Montanye learned his safe-driving lesson the easy way. Now, the former New York state trooper tries to make sure fellow senior citizens don’t have to learn theirs the hard way.
Monday morning, before a class of 31 at the Naugatuck Senior Center, Montanye led an AARP safe driving course.
“I tell our seniors that they’re going to be ACE drivers,” senior center director Harvey Leon Frydman said. “That’s alert, courteous and educated. And that’s what they’re doing—they’re getting educated.”
The borough’s senior center hosts the approximately four-hour course almost every month, usually drawing a sizeable enrollment.
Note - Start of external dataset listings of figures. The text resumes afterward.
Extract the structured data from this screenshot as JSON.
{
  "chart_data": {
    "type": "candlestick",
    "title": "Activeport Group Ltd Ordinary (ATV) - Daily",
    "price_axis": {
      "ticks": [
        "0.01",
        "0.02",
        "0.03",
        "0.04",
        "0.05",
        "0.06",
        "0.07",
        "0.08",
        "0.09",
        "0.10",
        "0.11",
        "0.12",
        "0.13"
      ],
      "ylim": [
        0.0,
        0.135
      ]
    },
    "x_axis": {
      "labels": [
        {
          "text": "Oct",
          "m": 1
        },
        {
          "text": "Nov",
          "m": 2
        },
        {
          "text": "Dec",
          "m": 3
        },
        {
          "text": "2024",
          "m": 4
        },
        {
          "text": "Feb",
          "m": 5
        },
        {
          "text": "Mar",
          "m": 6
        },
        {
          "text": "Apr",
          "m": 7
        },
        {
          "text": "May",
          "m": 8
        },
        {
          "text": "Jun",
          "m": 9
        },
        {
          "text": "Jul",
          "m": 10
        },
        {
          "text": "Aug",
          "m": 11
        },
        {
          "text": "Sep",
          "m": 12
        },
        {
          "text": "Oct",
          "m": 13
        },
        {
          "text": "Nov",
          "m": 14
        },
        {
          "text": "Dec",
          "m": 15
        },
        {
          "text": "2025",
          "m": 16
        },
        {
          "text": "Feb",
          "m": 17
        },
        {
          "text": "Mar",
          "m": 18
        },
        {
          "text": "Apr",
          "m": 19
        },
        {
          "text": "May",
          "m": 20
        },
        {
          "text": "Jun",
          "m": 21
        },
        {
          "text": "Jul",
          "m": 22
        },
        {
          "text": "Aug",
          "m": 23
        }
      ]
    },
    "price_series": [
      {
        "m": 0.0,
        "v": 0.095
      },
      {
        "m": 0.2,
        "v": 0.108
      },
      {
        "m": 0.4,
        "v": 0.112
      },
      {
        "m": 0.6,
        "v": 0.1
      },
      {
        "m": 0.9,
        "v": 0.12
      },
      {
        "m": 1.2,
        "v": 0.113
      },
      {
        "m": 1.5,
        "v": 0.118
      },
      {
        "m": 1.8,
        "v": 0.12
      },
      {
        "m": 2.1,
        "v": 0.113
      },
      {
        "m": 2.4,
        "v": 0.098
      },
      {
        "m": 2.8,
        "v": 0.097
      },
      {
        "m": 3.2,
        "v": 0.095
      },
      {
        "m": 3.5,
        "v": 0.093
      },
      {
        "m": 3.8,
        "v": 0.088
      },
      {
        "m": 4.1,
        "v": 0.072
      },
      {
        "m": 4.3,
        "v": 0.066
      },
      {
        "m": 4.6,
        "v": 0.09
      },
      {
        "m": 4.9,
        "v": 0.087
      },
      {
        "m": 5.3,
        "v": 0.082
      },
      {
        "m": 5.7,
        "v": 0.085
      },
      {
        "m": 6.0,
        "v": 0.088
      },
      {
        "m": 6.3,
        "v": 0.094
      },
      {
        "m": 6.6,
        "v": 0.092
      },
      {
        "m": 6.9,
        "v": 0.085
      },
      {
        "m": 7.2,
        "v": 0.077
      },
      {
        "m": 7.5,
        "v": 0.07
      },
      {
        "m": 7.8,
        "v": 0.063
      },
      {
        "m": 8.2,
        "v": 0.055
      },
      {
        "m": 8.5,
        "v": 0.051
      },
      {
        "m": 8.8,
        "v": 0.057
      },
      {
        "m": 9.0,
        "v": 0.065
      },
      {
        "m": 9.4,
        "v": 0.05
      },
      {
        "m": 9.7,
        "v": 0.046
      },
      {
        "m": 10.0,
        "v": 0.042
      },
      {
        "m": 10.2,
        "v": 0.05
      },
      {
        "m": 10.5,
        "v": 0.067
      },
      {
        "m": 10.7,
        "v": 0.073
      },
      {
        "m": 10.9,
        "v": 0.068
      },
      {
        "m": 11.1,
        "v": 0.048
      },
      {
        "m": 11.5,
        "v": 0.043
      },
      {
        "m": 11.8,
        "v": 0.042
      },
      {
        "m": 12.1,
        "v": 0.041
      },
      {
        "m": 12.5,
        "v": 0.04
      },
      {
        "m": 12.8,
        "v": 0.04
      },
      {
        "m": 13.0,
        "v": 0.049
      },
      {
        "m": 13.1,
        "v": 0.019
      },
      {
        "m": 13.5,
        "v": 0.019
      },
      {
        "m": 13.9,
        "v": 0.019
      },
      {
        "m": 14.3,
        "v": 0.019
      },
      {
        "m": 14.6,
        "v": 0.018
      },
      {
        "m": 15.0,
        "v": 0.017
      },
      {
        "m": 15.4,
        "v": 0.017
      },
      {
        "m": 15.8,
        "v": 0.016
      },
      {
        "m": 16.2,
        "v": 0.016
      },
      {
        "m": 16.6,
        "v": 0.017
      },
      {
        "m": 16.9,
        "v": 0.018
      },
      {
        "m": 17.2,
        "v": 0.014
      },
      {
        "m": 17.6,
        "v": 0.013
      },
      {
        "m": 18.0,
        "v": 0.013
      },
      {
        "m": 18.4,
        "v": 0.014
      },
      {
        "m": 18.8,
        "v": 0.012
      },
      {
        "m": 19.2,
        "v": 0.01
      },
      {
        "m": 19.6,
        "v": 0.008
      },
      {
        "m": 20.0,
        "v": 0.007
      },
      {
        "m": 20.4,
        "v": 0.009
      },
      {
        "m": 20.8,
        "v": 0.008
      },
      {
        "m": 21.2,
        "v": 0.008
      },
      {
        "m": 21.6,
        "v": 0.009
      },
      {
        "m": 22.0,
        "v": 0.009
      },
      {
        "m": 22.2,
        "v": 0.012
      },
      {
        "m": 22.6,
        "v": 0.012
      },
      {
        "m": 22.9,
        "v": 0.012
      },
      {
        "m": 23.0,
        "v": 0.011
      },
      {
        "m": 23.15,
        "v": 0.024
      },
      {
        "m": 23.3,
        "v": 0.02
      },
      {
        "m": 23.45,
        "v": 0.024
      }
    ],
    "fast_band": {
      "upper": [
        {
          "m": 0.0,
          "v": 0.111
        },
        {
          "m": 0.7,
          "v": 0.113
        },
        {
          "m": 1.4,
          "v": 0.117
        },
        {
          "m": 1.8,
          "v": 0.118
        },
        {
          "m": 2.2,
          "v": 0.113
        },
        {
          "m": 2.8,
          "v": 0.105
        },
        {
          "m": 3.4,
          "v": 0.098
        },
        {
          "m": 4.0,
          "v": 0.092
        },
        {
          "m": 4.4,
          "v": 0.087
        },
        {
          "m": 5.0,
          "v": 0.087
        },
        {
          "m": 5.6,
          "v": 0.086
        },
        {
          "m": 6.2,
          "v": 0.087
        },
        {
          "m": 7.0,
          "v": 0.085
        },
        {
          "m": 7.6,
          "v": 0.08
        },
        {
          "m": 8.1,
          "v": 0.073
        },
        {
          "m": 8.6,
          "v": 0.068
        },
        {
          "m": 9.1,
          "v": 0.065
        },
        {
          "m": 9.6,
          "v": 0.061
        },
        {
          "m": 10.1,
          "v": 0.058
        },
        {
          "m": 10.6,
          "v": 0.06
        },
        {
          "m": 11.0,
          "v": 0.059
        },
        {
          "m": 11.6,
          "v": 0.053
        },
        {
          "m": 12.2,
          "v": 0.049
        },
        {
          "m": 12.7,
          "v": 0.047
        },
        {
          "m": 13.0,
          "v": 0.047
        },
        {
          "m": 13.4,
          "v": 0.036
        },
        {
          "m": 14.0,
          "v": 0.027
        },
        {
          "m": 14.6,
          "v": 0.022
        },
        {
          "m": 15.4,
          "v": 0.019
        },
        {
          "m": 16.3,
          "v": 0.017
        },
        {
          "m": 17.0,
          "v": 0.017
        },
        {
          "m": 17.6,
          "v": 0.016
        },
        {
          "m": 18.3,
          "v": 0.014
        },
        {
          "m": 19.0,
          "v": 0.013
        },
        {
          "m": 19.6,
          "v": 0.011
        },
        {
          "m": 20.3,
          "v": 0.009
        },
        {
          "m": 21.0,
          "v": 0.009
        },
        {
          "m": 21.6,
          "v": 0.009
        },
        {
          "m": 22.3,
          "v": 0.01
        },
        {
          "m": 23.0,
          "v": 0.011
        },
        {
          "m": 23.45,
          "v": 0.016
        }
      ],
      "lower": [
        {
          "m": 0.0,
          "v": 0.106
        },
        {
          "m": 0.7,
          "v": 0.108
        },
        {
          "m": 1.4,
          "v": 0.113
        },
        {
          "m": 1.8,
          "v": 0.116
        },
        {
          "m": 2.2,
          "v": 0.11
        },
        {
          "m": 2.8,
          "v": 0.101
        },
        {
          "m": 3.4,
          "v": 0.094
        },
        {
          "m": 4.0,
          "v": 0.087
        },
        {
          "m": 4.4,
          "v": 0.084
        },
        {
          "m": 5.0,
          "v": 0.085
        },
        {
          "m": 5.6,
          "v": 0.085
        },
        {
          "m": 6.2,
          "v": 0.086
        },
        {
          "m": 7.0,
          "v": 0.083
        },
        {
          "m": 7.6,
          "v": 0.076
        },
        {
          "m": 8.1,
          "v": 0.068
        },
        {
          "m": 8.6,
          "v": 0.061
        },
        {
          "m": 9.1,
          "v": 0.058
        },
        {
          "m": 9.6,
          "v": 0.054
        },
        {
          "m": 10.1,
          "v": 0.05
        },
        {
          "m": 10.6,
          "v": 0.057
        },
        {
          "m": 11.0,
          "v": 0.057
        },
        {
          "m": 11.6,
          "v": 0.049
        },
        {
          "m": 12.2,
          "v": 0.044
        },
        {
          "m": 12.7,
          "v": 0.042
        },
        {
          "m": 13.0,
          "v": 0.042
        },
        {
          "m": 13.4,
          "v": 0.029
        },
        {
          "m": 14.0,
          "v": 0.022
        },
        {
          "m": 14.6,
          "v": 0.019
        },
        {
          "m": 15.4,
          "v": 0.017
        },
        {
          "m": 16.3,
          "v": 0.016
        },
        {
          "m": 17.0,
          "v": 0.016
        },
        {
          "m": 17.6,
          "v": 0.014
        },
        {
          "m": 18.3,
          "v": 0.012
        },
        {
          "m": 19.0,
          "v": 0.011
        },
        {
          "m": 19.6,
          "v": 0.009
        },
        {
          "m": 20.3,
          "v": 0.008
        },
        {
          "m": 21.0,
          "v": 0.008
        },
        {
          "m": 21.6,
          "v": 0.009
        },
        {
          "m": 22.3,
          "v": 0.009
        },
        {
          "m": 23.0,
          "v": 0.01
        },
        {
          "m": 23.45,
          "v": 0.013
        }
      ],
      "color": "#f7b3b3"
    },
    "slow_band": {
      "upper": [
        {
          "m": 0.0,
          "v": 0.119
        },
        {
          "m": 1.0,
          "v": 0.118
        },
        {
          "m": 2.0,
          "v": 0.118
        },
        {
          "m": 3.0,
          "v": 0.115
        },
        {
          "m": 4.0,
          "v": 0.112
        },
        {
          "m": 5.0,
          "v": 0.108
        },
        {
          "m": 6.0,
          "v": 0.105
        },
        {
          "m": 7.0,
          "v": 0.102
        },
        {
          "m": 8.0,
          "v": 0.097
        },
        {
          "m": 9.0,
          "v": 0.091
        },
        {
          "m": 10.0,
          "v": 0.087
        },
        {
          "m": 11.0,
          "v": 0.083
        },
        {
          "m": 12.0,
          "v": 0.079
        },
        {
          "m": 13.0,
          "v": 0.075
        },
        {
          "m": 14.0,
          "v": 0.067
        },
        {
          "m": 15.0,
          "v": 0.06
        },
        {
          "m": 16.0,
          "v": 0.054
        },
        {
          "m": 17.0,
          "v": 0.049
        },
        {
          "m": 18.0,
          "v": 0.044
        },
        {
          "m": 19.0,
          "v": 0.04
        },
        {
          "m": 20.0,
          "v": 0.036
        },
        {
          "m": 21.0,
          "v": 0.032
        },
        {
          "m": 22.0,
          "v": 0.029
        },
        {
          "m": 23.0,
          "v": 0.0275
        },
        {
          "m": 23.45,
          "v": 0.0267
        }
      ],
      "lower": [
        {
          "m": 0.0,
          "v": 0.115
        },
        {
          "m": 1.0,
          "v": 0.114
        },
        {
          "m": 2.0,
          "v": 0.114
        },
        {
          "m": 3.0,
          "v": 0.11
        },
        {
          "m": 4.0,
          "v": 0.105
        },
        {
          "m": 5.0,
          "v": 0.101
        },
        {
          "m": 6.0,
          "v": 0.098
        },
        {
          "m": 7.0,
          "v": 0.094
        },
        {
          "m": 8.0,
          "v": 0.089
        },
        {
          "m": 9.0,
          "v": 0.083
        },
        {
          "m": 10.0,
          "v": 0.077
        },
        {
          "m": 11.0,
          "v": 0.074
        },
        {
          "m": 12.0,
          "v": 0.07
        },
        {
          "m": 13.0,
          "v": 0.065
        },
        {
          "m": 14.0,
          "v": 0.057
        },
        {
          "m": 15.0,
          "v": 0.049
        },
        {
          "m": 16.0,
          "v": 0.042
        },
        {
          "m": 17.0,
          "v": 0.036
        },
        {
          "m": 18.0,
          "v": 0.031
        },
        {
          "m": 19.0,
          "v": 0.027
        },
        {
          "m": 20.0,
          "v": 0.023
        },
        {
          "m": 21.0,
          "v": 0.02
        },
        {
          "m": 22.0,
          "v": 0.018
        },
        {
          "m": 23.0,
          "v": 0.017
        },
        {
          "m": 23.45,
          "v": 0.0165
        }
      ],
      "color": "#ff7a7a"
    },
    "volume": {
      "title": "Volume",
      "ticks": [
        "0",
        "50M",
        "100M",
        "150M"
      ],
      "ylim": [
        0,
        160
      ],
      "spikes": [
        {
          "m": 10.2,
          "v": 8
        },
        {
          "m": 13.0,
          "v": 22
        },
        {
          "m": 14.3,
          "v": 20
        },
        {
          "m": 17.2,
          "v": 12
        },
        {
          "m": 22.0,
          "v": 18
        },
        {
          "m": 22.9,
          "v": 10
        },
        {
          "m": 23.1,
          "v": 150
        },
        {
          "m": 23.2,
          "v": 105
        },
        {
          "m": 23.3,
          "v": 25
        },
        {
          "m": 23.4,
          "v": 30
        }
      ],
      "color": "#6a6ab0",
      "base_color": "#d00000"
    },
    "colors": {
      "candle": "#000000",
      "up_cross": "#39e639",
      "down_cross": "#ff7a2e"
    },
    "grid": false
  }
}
Participants receive certificates upon completion, which in some cases entitle them to insurance discounts.
Montanye reviewed safety habits that apply to everyone—like wearing a seatbelt and not driving drunk—as well as some geared specifically toward his older audience. The most heavily stressed pointer—reinforced by a video—was that a senior driver should maintain a four-second gap between his vehicle and the one in front of him.
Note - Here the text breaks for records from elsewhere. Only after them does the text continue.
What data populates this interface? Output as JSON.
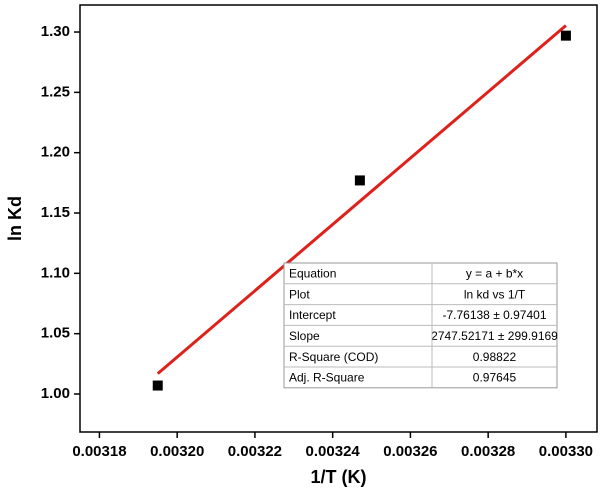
{
  "chart_data": {
    "type": "scatter",
    "x_label": "1/T (K)",
    "y_label": "ln Kd",
    "xlim": [
      0.003175,
      0.003308
    ],
    "ylim": [
      0.9685,
      1.3224
    ],
    "xticks": [
      0.00318,
      {
        "value": 0.0032,
        "label": "0.00320"
      },
      0.00322,
      0.00324,
      0.00326,
      0.00328,
      {
        "value": 0.0033,
        "label": "0.00330"
      }
    ],
    "yticks": [
      {
        "value": 1.0,
        "label": "1.00"
      },
      1.05,
      {
        "value": 1.1,
        "label": "1.10"
      },
      1.15,
      {
        "value": 1.2,
        "label": "1.20"
      },
      1.25,
      {
        "value": 1.3,
        "label": "1.30"
      }
    ],
    "points": {
      "color": "#000000",
      "x": [
        0.003195,
        0.003247,
        0.0033
      ],
      "values": [
        1.007,
        1.177,
        1.297
      ]
    },
    "fit_line": {
      "color": "#e0201b",
      "x": [
        0.003195,
        0.0033
      ],
      "values": [
        1.0169,
        1.3054
      ]
    },
    "fit_table": {
      "rows": [
        [
          "Equation",
          "y = a + b*x"
        ],
        [
          "Plot",
          "ln kd vs 1/T"
        ],
        [
          "Intercept",
          "-7.76138 ± 0.97401"
        ],
        [
          "Slope",
          "2747.52171 ± 299.9169"
        ],
        [
          "R-Square (COD)",
          "0.98822"
        ],
        [
          "Adj. R-Square",
          "0.97645"
        ]
      ]
    }
  }
}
“OK, here’s an abutment, the end of a bridge,” Montanye said, demonstrating the scenario with his podium and a pair of plastic cars borrowed from his grandson. “… One thousand one, one thousand two, one thousand three,” he counted, keeping the second car a safe distance behind the first. “If you get up to the third [second], and you haven’t come to that abutment, you are in shape.”
While many teen driving courses and a recent Allstate Insurance commercial recommend a two-second gap, AARP suggests four for seniors to allow plenty of time to react to sudden braking by another vehicle or an obstruction in the road.
According to the U.S. Department of Transportation, the rate of fatal crashes increases as people age. At ages 65-69, the fatality rate is less than two per 100 million miles driven; it jumps to almost five between the ages of 75 and 79 and skyrockets to 15 over the age of 85.
Among those watching Montanye’s presentation was David Cronin, himself a senior citizen and a former AARP driving instructor who was there to hear the organization’s most up-to-date tips.
“These courses can be very beneficial, and I’m hoping to start teaching again soon,” Cronin said.
While there comes a time when it is no longer safe for a senior to drive, Frydman said he believes most seniors can stay behind the wheel, if they understand how to adjust their habits as they age.
“They want to keep their independence, but they also want to be responsible,” he said. “No one wants to be in crashes.”